In a correction determining step 418 the processor, while locking on to the MRI reference signal, sums the recorded ECG signals from the patches or stationary electrodes. The summed signal provides the processor with an estimate of the noise generated by operation of the MRI sequence. The processor uses the noise estimate to generate a correction factor, i.e., a set of gains represented by equation (8), to be applied to the ECG signals, so as to reduce the MRI noise in the signals.

The flowchart then proceeds to a final step 420.

Typically, as indicated by an iteration step 422, where the scanner is operated for another scan, steps 416 and 418 are iterated. As the iteration continues, the processor is able to improve the accuracy of the gains derived from equation (8) and generated in step 418.

Final step 420 is substantially the same as final step 232, the processor applying the gains derived in step 418 to all the ECG signals, while locking on to the MRI reference signal.

In the case that two separate processors 56 and 58 are operative, and that ECG processor 58 is used to implement the steps of flowcharts 200, 300, or 400, scanner processor 56 may inform ECG processor 58 of appropriate entities associated with any given MRI sequence, such as the identity of the sequence, start and/or end times of the sequence, and start and/or end times of phases of the sequence.

Flowcharts 300 and 400 describe two different methods for operating system 20 without having a training section first. It will be appreciated that the methods described for the two flowcharts, for estimating the noise introduced into the ECG signals by the MRI scans, may be combined. Such a combination may lead to faster and/or more exact identification of the induced MRI noise, compared to applying the process of just one of the flowcharts.

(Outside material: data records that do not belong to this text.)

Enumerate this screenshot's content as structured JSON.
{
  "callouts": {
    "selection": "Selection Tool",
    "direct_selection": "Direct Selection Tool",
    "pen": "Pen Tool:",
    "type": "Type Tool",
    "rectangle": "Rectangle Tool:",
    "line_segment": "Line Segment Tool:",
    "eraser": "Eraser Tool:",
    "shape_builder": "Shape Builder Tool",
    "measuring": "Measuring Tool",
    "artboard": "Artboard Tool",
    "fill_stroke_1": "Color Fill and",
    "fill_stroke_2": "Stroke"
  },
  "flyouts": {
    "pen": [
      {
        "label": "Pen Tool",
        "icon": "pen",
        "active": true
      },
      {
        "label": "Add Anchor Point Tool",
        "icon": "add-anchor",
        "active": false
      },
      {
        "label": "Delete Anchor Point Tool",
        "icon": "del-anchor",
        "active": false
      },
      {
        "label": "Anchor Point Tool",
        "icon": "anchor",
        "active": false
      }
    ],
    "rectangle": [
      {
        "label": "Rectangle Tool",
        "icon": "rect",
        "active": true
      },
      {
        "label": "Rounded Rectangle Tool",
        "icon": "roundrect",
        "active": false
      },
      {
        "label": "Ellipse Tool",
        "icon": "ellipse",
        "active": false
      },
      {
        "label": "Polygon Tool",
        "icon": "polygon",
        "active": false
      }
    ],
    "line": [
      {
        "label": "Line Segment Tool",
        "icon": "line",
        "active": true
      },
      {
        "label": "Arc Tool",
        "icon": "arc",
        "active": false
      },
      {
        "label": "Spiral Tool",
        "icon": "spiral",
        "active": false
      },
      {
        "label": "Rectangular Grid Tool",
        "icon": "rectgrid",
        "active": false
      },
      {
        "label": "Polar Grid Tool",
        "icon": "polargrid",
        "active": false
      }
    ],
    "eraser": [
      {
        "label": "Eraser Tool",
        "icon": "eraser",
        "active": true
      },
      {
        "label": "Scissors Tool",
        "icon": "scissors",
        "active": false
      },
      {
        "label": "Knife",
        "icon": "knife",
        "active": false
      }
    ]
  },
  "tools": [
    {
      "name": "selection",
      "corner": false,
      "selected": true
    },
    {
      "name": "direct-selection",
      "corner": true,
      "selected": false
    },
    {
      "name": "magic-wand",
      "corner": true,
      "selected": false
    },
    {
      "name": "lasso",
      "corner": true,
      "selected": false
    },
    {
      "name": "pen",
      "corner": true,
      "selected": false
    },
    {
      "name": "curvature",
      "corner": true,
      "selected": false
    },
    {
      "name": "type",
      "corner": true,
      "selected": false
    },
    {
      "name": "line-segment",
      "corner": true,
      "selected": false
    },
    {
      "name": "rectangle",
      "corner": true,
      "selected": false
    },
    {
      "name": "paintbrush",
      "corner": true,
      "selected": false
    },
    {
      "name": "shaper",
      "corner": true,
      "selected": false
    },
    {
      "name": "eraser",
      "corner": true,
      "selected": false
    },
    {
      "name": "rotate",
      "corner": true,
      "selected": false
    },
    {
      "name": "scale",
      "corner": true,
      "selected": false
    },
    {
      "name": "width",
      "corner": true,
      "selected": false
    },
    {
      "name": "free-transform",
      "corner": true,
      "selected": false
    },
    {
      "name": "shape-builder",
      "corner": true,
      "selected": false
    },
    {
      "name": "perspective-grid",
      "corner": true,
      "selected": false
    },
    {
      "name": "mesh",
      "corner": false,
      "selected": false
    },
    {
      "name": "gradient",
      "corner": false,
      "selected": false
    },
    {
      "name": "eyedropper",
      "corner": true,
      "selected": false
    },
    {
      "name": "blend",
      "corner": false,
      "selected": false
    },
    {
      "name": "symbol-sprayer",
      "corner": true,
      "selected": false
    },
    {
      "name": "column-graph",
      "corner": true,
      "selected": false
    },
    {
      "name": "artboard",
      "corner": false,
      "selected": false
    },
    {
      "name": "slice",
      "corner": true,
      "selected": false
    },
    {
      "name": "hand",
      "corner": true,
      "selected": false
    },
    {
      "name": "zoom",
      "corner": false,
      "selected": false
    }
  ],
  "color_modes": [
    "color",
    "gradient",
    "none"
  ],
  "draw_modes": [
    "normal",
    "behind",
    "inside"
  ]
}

It will thus be appreciated that the embodiments described above are cited by way of example, and that the present invention is not limited to what has been particularly shown and described hereinabove. Rather, the scope of the present invention includes both combinations and subcombinations of the various features described hereinabove, as well as variations and modifications thereof which would occur to persons skilled in the art upon reading the foregoing description and which are not disclosed in the prior art.